In 1882, when Feydeau was only nineteen, his play Par la fenêtre (through the window), first translated into English as Wooed and Viewed, premiered and was favorably received. In the following year, he went on to write two one-act plays, Call Me Maestro and Before We Were So Rudely Interrupted, which pleased the critics but failed to attract large audiences. Finally, when Feydeau was twenty-four, his three-act play A Gown for His Mistress was a major success, and he seemed to be established as a writer. It would be another seven years, however, before he produced another work that matched the success of A Gown for His Mistress.
Feydeau’s financial difficulties were eased somewhat when he married Marianne Carolus-Duran, the daughter of the wealthy portraitist Emile-August-Charles Carolus-Duran, the teacher of the artist John Singer Sargent. Finally in 1892 Feydeau had double successes with A Close Shave at the Théâtre des Nouveautés and The Happy Hunter at the Palais-Royal.
From that point on, Feydeau had an unbroken string of successes throughout Europe and the United States, including Cat Among the Pigeons, Paying the Piper, The Lady at Maxim’s, The Chemmy Circle, A Flea in Her Ear, and Look After Lulu. With his popularity rising, Feydeau began spending lavishly.
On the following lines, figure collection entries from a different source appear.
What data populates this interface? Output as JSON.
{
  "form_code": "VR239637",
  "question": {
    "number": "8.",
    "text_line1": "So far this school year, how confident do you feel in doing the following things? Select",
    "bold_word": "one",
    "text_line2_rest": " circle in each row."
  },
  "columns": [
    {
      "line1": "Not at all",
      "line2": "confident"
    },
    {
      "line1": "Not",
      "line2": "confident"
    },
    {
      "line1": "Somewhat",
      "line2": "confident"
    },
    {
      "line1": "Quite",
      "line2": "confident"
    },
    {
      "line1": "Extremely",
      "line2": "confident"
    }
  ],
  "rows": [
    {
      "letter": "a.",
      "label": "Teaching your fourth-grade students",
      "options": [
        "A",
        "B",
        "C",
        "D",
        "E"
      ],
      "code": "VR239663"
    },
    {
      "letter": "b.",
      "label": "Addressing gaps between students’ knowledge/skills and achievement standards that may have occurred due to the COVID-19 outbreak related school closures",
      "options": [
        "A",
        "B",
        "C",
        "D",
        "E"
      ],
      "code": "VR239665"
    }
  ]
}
He would dine late into the night at either Maxim’s, the Napolitain, or Prunier and gamble extravagantly on races, baccarat, and roulette.
Financial disagreements and quarrels over the education of their children caused Feydeau and Marianne to separate in 1904. Within a few years, Feydeau had taken up residence at the Hotel Terminus, where he would live for the rest of his life. His divorce from Marianne became final in 1916, although a large court-ordered support payment maintained his financial obligations to her until his death.
After his divorce, Feydeau wrote few plays of importance. His last completed work, Tooth and Consequences, premiered in January of 1916. One play left unfinished at his death, “Cent millions qui tombent” (the million-franc windfall), was probably begun in either 1910 or 1911. In 1919, diagnosed with neurasthenia and melancholy, Feydeau was admitted to a hospital in Rueil. His condition was actually advanced syphilis and, within a short time, he began to suffer delusions. He died at the age of fifty-nine.
As a playwright, Feydeau was a master of the quick moving farce. His characters are exaggerated versions of people who are easily recognized from everyday life but who are thrust by coincidence, and their own poor judgments, into increasingly more ridiculous situations. Feydeau’s work has become synonymous with the “bedroom farce,” a high-paced comedy of mistaken identities, complicated stratagems, and elaborate, rapid entrances and exits. At times embraced by critics, at times condemned for his endless succession of vapid plots, Feydeau has consistently remained a success with popular audiences. The titles of his plays, most of which involve French puns or double entendres, are notoriously difficult to translate. As a result, many of Feydeau’s plays have appeared in other countries bearing names that have little or no connection to their French originals.